Tokyo rubber futures ended little changed on Tuesday as support from an easing Japanese yen was limited by profit taking. The benchmark rubber contract on the Tokyo Commodity Exchange for January delivery fell 0.3 yen to settle at 237.9 yen ($2.07) per kg.
Other contracts rose between 0.3 and 1.9 yen. Profit takers came forward after prices rose 2 percent on Monday, but TOCOM prices remained technically supported by an easing yen, which fuelled speculative buying.
The yen dipped against the dollar, moving around 114.69/72 per dollar, from around 114.75 yen in trade, but remained off 14-month high of 111.60 it hit on Friday.
A lower yen pushes up the prices of dollar-based commodities, including rubber, and encourages investors to take speculative yen-based TOCOM rubber. TOCOM's technical sentiment remained bearish, with the benchmark contract below key moving averages.
Key TOCOM rubber was about 2 percent below its nearest key moving average, the seven-day average of 242.2 yen.
It was also about 8 percent below the 200-day average of 259.1 yen.
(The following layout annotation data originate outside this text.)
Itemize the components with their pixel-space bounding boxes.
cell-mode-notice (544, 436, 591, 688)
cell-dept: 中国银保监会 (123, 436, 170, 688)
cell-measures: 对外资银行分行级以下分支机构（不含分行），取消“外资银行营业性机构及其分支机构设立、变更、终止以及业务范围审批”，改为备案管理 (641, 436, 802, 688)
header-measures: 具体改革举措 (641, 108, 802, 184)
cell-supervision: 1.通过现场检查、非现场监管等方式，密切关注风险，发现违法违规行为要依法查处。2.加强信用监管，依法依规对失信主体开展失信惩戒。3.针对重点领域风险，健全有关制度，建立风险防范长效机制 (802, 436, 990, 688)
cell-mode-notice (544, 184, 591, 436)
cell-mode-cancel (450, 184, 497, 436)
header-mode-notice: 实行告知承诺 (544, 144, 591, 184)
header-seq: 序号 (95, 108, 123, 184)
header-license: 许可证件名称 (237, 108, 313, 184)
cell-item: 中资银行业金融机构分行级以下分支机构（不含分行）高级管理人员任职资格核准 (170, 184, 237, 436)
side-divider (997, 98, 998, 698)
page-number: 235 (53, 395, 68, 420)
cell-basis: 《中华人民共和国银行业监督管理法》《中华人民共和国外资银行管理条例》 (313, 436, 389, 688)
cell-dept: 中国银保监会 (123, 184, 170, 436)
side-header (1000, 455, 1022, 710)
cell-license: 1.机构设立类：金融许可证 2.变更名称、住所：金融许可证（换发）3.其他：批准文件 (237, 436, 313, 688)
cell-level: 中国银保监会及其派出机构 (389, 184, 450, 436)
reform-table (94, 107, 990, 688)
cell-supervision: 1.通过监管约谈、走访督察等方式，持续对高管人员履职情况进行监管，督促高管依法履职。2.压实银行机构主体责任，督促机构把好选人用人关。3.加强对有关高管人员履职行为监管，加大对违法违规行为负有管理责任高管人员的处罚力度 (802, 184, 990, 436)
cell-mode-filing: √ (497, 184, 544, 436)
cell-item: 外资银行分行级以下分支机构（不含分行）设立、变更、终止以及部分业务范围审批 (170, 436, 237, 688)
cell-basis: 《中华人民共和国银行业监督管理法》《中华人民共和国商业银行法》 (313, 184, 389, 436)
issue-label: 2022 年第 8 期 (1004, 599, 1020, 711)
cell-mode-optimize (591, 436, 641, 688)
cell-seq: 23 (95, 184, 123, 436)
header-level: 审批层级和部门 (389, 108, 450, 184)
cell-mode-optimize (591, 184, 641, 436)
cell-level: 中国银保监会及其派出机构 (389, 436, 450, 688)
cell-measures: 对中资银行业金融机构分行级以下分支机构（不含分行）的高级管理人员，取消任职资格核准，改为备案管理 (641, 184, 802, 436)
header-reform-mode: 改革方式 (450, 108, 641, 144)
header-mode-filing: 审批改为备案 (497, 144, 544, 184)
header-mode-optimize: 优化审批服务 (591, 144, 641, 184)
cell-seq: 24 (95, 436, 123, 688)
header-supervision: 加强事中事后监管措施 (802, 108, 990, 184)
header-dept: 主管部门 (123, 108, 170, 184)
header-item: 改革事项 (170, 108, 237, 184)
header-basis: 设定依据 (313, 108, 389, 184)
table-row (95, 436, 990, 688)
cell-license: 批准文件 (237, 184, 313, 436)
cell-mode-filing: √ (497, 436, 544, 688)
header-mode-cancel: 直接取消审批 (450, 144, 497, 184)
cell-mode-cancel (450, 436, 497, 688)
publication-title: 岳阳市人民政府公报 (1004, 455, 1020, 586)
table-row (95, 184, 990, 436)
Physical rubber was quoted lower on Tuesday despite the small gains on TOCOM. Trading was thin with buyers on the sidelines after prices rose in line with TOCOM's 2 percent jump on Monday, traders said.
"Buyers are holding orders back, waiting to buy when prices drop," one said. However, physical prices were unlikely to fall significantly as demand remained strong and rain in Thailand, the world biggest rubber producer, was expected to trim supply this week, traders said. Monsoon rains hit Thailand's Andean coastal areas, one of the main rubber growing areas, causing floods and disrupting tapping.
But supply was not expected to fall sharply as there was no rain on the Gulf of Thailand coast, another major rubber growing area, allowing farmers to tap as usual, traders said.